The Angel of Decay, by Jeremy Jarvis.

The Libris Mortis art staff comprises Dawn Murin as art director, Dee Barnett, Dawn Murin and Trich Yochum as graphic designers. The graphic production specialist was Angelika Lokotz, with Candice Baker as image technician. Cartography was provided by Dennis Kauth, with the cover designed by Tom Kidd. Interior illustrations were provided by Thomas Baxa, Steve Belledin, Jeff Easley, Steve Ellis, Wayne England, Emmanuelle Hunter, Jeremy Jarvis, Chuck Lukacs (who provided the images for the start of each chapter), David Martin, Michael Phillippi, Steve Prescott, Wayne Reynolds and Brian Snoddy. The artwork was praised by Mike MacKenzie of RPGnet, who said that "the art is good. Its re-assuring to see the quality we expect from WotC in this department." He criticized the "unintentionally goofy" images of the Mohrg Barbarian and Wight archer, but commended the "sepia-tinged" work of Wayne England as fitting the book's mood. The work by Chuck Lukacs was also praised, as were the images by Jeremy Jarvis. Jarvis' Angel of Decay and Atropal Scion were said to be "just as creepy as we would expect".

==Reception==
Libris Mortis was generally received positively by reviewers. Mike MacKenzie, of RPGnet, gave the book a 5/5 for style and a 4/5 for substance, with the summary comment: "As a DM, I personally think this is a great (creepy) book, especially the first and last chapters, and there is some good crunch to be found." Casey Smith, of D20 Magazine Rack, gave the book 80% "reviewer opinion", averaging with other scores to give an overall grade of 82%. Kenneth Newquist, of Nuketown, gave Libris Mortis a rating of 9/10, with the comment "Libris Mortis isn't an essential source book, but it is a useful one." The Nuketown podcast gave the book 8/10, saying it was "good, but not essential. Worth picking up for anyone for whom the undead play a major role in their campaign." Vincent Venturella, of Flames Rising Dot Com, gave the book 3/5 for style, 5/5 for substance and 4/5 overall.

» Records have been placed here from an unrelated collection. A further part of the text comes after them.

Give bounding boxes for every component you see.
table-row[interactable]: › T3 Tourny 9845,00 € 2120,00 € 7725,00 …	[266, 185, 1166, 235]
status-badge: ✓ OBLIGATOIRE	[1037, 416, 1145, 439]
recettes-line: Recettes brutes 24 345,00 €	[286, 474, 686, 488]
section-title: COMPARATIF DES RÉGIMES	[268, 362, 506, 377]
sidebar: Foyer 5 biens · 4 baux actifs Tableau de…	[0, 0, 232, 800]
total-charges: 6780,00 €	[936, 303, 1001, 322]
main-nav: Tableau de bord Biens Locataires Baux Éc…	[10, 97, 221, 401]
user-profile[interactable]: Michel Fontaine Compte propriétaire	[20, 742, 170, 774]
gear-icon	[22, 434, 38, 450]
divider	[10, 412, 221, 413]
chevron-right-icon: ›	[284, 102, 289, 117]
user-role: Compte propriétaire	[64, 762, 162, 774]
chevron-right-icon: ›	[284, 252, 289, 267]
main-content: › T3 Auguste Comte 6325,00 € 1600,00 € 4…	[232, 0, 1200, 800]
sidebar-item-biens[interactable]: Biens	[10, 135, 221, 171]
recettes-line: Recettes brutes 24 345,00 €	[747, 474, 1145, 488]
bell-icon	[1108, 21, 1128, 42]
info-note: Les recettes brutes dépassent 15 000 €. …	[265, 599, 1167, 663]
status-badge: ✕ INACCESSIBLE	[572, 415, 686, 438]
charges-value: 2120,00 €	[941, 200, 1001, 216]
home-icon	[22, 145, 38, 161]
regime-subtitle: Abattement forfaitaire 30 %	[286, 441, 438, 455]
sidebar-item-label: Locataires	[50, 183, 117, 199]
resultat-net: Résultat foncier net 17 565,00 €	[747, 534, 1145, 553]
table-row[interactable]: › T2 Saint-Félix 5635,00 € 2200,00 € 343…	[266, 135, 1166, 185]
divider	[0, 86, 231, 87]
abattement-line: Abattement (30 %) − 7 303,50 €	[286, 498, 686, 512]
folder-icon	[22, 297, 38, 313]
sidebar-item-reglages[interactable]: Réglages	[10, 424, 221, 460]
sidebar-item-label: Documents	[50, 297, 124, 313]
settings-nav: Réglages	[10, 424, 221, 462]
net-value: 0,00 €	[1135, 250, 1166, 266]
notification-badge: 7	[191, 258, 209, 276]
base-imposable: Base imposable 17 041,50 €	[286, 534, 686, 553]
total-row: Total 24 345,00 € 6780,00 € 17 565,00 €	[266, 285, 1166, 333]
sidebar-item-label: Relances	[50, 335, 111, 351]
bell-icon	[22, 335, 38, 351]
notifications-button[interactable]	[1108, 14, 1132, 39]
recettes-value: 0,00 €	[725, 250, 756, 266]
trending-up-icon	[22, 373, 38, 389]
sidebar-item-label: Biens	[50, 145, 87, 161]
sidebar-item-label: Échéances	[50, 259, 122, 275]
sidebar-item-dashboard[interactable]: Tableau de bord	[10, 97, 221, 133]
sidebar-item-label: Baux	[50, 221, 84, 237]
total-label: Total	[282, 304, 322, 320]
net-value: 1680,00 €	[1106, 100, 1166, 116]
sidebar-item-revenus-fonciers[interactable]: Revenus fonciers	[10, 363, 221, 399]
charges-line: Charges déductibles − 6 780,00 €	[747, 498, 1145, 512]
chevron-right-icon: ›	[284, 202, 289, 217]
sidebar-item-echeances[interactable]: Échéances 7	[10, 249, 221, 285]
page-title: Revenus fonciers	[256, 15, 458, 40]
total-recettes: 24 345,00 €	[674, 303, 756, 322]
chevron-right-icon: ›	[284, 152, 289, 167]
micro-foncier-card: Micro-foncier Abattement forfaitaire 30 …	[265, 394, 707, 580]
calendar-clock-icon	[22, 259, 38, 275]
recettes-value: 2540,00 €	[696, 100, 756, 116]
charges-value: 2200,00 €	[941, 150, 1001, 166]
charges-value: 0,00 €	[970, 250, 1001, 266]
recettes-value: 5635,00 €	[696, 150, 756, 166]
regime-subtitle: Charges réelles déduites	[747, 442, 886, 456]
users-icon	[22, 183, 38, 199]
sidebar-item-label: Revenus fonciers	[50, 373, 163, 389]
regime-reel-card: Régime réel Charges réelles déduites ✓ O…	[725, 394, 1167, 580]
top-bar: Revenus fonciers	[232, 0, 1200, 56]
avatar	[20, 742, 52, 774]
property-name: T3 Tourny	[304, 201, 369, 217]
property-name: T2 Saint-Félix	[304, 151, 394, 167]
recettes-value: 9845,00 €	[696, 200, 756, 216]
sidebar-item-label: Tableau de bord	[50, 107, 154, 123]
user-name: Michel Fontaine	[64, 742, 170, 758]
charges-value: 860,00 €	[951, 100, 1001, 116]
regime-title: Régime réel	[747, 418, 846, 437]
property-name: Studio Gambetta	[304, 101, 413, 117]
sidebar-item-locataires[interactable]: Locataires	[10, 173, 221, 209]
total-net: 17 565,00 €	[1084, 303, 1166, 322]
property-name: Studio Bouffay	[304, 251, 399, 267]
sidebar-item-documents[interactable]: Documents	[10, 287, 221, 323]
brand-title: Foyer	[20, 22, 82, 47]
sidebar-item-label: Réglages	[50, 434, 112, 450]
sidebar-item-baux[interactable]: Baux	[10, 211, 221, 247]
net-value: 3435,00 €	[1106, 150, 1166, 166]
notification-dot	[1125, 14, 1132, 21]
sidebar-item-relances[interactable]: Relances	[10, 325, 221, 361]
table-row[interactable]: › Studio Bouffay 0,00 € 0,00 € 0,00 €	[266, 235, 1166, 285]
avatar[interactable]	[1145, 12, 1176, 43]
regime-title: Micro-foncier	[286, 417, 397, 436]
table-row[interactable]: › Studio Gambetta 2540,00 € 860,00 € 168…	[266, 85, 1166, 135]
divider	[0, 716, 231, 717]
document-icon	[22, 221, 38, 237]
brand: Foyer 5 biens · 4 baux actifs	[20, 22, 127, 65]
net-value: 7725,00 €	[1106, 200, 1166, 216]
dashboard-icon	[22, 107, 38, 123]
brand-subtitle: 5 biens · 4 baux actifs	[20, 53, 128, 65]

The reviewer from Pyramid commented: "There's a little more campaign advice here than in previous Wizards of the Coast products, though not a whole lot. You get a short introduction to what undead are and how they unlive, eat (eww), and procreate. Theories on whence they come, examples of cities and religions for the cosmopolitan zombie, and advice on strategy when facing (or being) the dead (especially the self-aware threats) make good reading, but these are sadly brief."